Il y aurait des centaines d’histoires à raconter sur le camp géant des scouts à Ulrichen, dans le Haut-Valais. Mais celle-ci, certes un peu tirée par les cheveux, méritait d’être relevée. Le scout valaisan Polatouch au Taquet, chef adjoint de la troupe aux cheveux longs, avait décidé de se faire une coupe mulet pour l’occasion. Ni une ni deux, Poussin-Beau dit «Radis», dont la maman est coiffeuse, s’y colle. Plutôt satisfait du résultat, celui qui est aussi le grand chef des éclaireurs de Fully (VS) décide de poster la photo sur Instagram: le succès est immédiat. Les rendez-vous se prennent sur le réseau social, auquel les chefs de groupe, seuls détenteurs officiels de téléphones sur le site, ont accès. Sauf que Polatouch, bûcheron à la ville, n’avait prévu de batterie que pour une personne. «On a décidé de commander une tondeuse et une paire de ciseaux à effiler sur Galaxus», s’exclame fièrement son compère, Homard Impérial, jeune banquier dans la vraie vie. Le colis met du temps à arriver et la liste d’attente s’allonge, tout comme les cheveux des scouts en mal de look stylé.

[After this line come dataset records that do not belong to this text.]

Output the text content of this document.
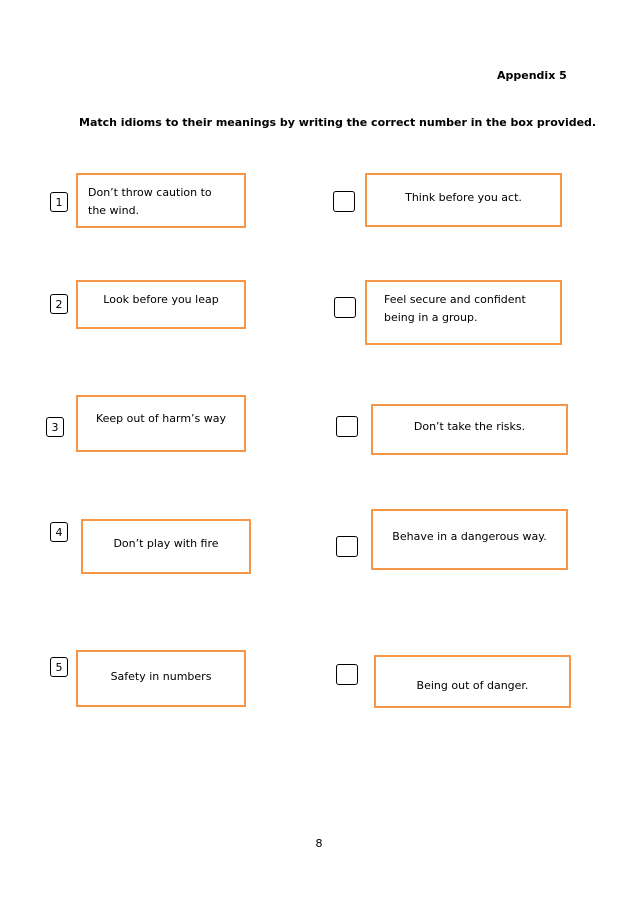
Appendix 5
Match idioms to their meanings by writing the correct number in the box provided.
1
Don’t throw caution to the wind.
Think before you act.
2	Look before you leap	Feel secure and confident being in a group.
3
Keep out of harm’s way
Don’t take the risks.
4
Don’t play with fire
Behave in a dangerous way.
5
Safety in numbers
Being out of danger.
8
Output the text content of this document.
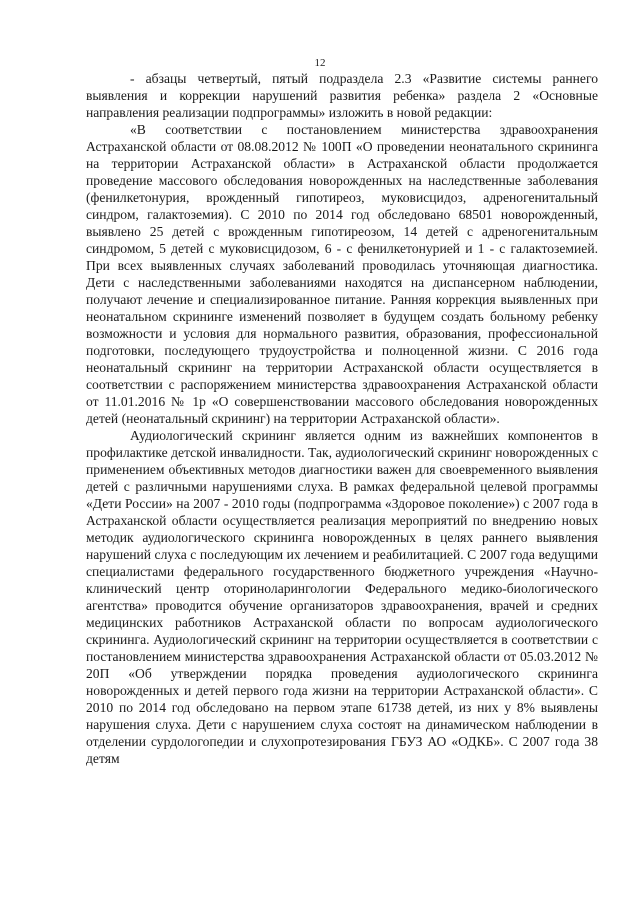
12

- абзацы четвертый, пятый подраздела 2.3 «Развитие системы раннего выявления и коррекции нарушений развития ребенка» раздела 2 «Основные направления реализации подпрограммы» изложить в новой редакции:

«В соответствии с постановлением министерства здравоохранения Астраханской области от 08.08.2012 № 100П «О проведении неонатального скрининга на территории Астраханской области» в Астраханской области продолжается проведение массового обследования новорожденных на наследственные заболевания (фенилкетонурия, врожденный гипотиреоз, муковисцидоз, адреногенитальный синдром, галактоземия). С 2010 по 2014 год обследовано 68501 новорожденный, выявлено 25 детей с врожденным гипотиреозом, 14 детей с адреногенитальным синдромом, 5 детей с муковисцидозом, 6 - с фенилкетонурией и 1 - с галактоземией. При всех выявленных случаях заболеваний проводилась уточняющая диагностика. Дети с наследственными заболеваниями находятся на диспансерном наблюдении, получают лечение и специализированное питание. Ранняя коррекция выявленных при неонатальном скрининге изменений позволяет в будущем создать больному ребенку возможности и условия для нормального развития, образования, профессиональной подготовки, последующего трудоустройства и полноценной жизни. С 2016 года неонатальный скрининг на территории Астраханской области осуществляется в соответствии с распоряжением министерства здравоохранения Астраханской области от 11.01.2016 № 1р «О совершенствовании массового обследования новорожденных детей (неонатальный скрининг) на территории Астраханской области».

Аудиологический скрининг является одним из важнейших компонентов в профилактике детской инвалидности. Так, аудиологический скрининг новорожденных с применением объективных методов диагностики важен для своевременного выявления детей с различными нарушениями слуха. В рамках федеральной целевой программы «Дети России» на 2007 - 2010 годы (подпрограмма «Здоровое поколение») с 2007 года в Астраханской области осуществляется реализация мероприятий по внедрению новых методик аудиологического скрининга новорожденных в целях раннего выявления нарушений слуха с последующим их лечением и реабилитацией. С 2007 года ведущими специалистами федерального государственного бюджетного учреждения «Научно-клинический центр оториноларингологии Федерального медико-биологического агентства» проводится обучение организаторов здравоохранения, врачей и средних медицинских работников Астраханской области по вопросам аудиологического скрининга. Аудиологический скрининг на территории осуществляется в соответствии с постановлением министерства здравоохранения Астраханской области от 05.03.2012 № 20П «Об утверждении порядка проведения аудиологического скрининга новорожденных и детей первого года жизни на территории Астраханской области». С 2010 по 2014 год обследовано на первом этапе 61738 детей, из них у 8% выявлены нарушения слуха. Дети с нарушением слуха состоят на динамическом наблюдении в отделении сурдологопедии и слухопротезирования ГБУЗ АО «ОДКБ». С 2007 года 38 детям
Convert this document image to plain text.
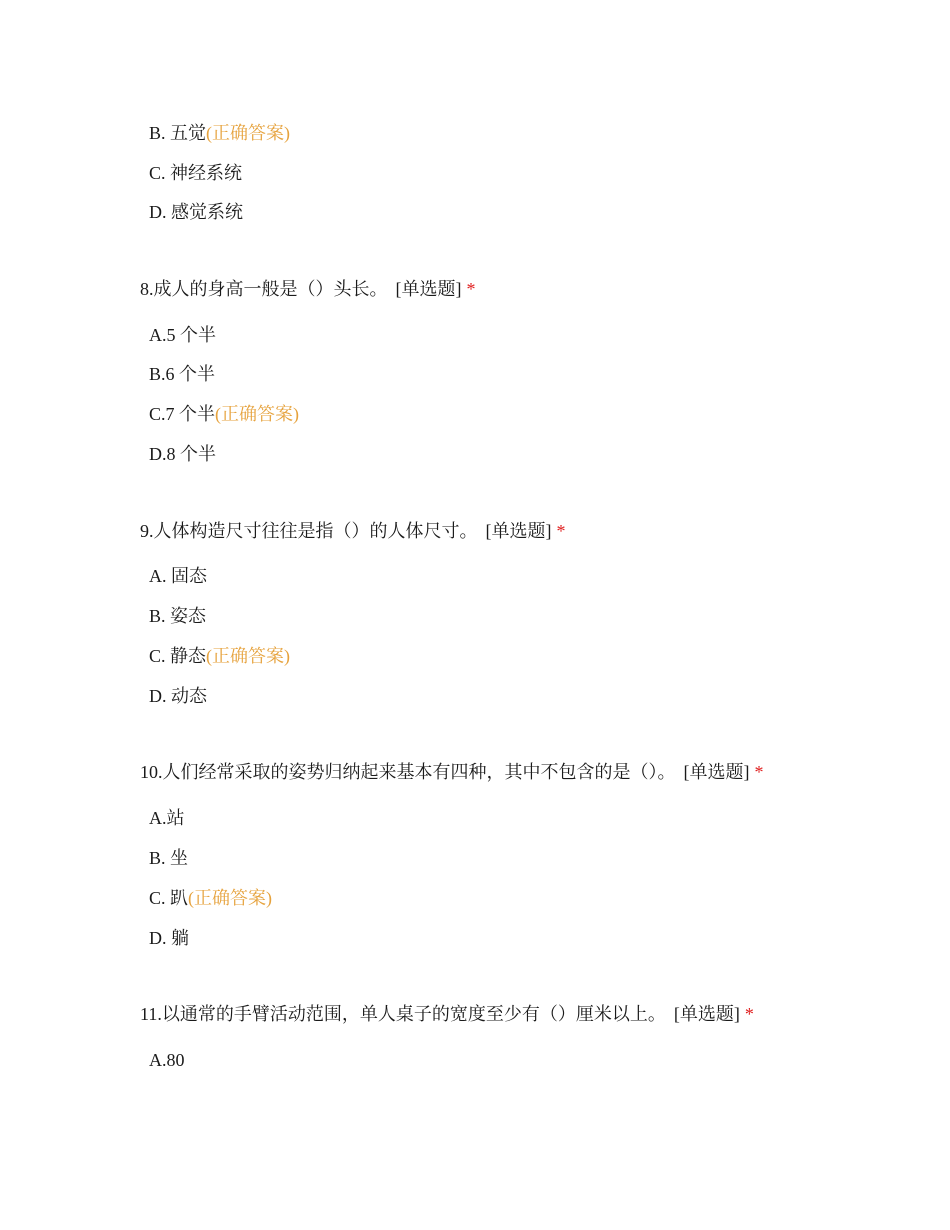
B. 五觉(正确答案)
C. 神经系统
D. 感觉系统
8.成人的身高一般是（）头长。 [单选题] *
A.5 个半
B.6 个半
C.7 个半(正确答案)
D.8 个半
9.人体构造尺寸往往是指（）的人体尺寸。 [单选题] *
A. 固态
B. 姿态
C. 静态(正确答案)
D. 动态
10.人们经常采取的姿势归纳起来基本有四种，其中不包含的是（）。 [单选题] *
A.站
B. 坐
C. 趴(正确答案)
D. 躺
11.以通常的手臂活动范围，单人桌子的宽度至少有（）厘米以上。 [单选题] *
A.80
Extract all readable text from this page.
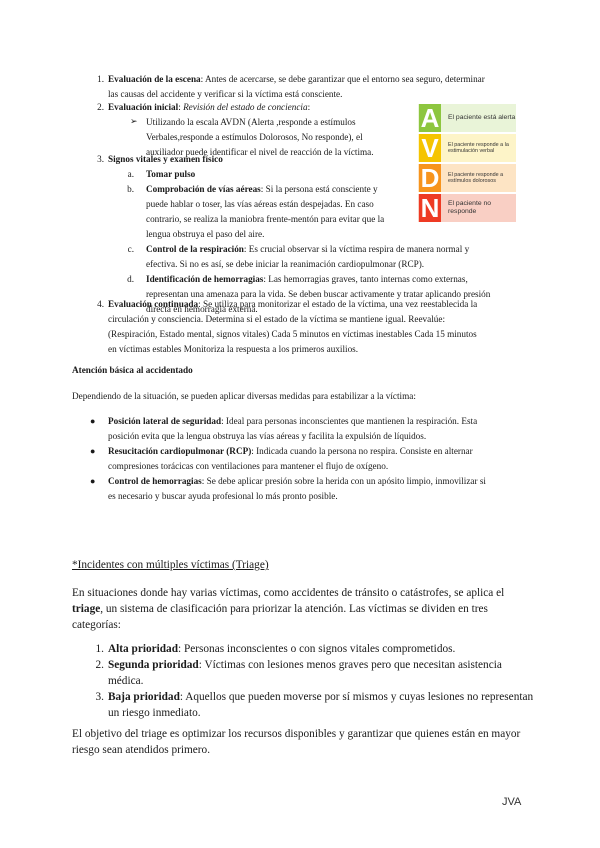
1. Evaluación de la escena: Antes de acercarse, se debe garantizar que el entorno sea seguro, determinar

las causas del accidente y verificar si la víctima está consciente.

2. Evaluación inicial: Revisión del estado de conciencia:

➢ Utilizando la escala AVDN (Alerta ,responde a estímulos

Verbales,responde a estímulos Dolorosos, No responde), el

auxiliador puede identificar el nivel de reacción de la víctima.

A El paciente está alerta
V	El paciente responde a la estimulación verbal
D El paciente responde a estímulos dolorosos
N El paciente no responde
3. Signos vitales y examen físico

a. Tomar pulso

b. Comprobación de vías aéreas: Si la persona está consciente y

puede hablar o toser, las vías aéreas están despejadas. En caso

contrario, se realiza la maniobra frente-mentón para evitar que la

lengua obstruya el paso del aire.

c. Control de la respiración: Es crucial observar si la víctima respira de manera normal y

efectiva. Si no es así, se debe iniciar la reanimación cardiopulmonar (RCP).

d. Identificación de hemorragias: Las hemorragias graves, tanto internas como externas,

representan una amenaza para la vida. Se deben buscar activamente y tratar aplicando presión

directa en hemorragia externa.

4. Evaluación continuada: Se utiliza para monitorizar el estado de la víctima, una vez reestablecida la

circulación y consciencia. Determina si el estado de la víctima se mantiene igual. Reevalúe:

(Respiración, Estado mental, signos vitales) Cada 5 minutos en víctimas inestables Cada 15 minutos

en víctimas estables Monitoriza la respuesta a los primeros auxilios.

Atención básica al accidentado

Dependiendo de la situación, se pueden aplicar diversas medidas para estabilizar a la víctima:

● Posición lateral de seguridad: Ideal para personas inconscientes que mantienen la respiración. Esta

posición evita que la lengua obstruya las vías aéreas y facilita la expulsión de líquidos.

● Resucitación cardiopulmonar (RCP): Indicada cuando la persona no respira. Consiste en alternar

compresiones torácicas con ventilaciones para mantener el flujo de oxígeno.

● Control de hemorragias: Se debe aplicar presión sobre la herida con un apósito limpio, inmovilizar si

es necesario y buscar ayuda profesional lo más pronto posible.

*Incidentes con múltiples víctimas (Triage)

En situaciones donde hay varias víctimas, como accidentes de tránsito o catástrofes, se aplica el

triage, un sistema de clasificación para priorizar la atención. Las víctimas se dividen en tres

categorías:

1. Alta prioridad: Personas inconscientes o con signos vitales comprometidos.

2. Segunda prioridad: Víctimas con lesiones menos graves pero que necesitan asistencia

médica.

3. Baja prioridad: Aquellos que pueden moverse por sí mismos y cuyas lesiones no representan

un riesgo inmediato.

El objetivo del triage es optimizar los recursos disponibles y garantizar que quienes están en mayor

riesgo sean atendidos primero.

JVA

«Depuis l’arrivée de la précieuse tondeuse, on fait entre cinq et dix coupes par jour», s’enthousiasme le grand chef en replaçant soigneusement d’un revers de main une mèche de cheveux à l’arrière de son crâne. Indiqué en grandes lettres sur un bout d’écorce devant leur maison de bois le long de la route caillouteuse, le concept de «free mulet» cartonne dans le village de scouts éphémère. Et désormais, les gens passent à l’improviste. «On a même dû fabriquer un panneau qui indique que l’on est fermé…» rigolent les plus jeunes. En l’espace d’une semaine, le business a fleuri et d’autres ont repris le concept. «Mais nous détenons le stempel original!» se marre Homard.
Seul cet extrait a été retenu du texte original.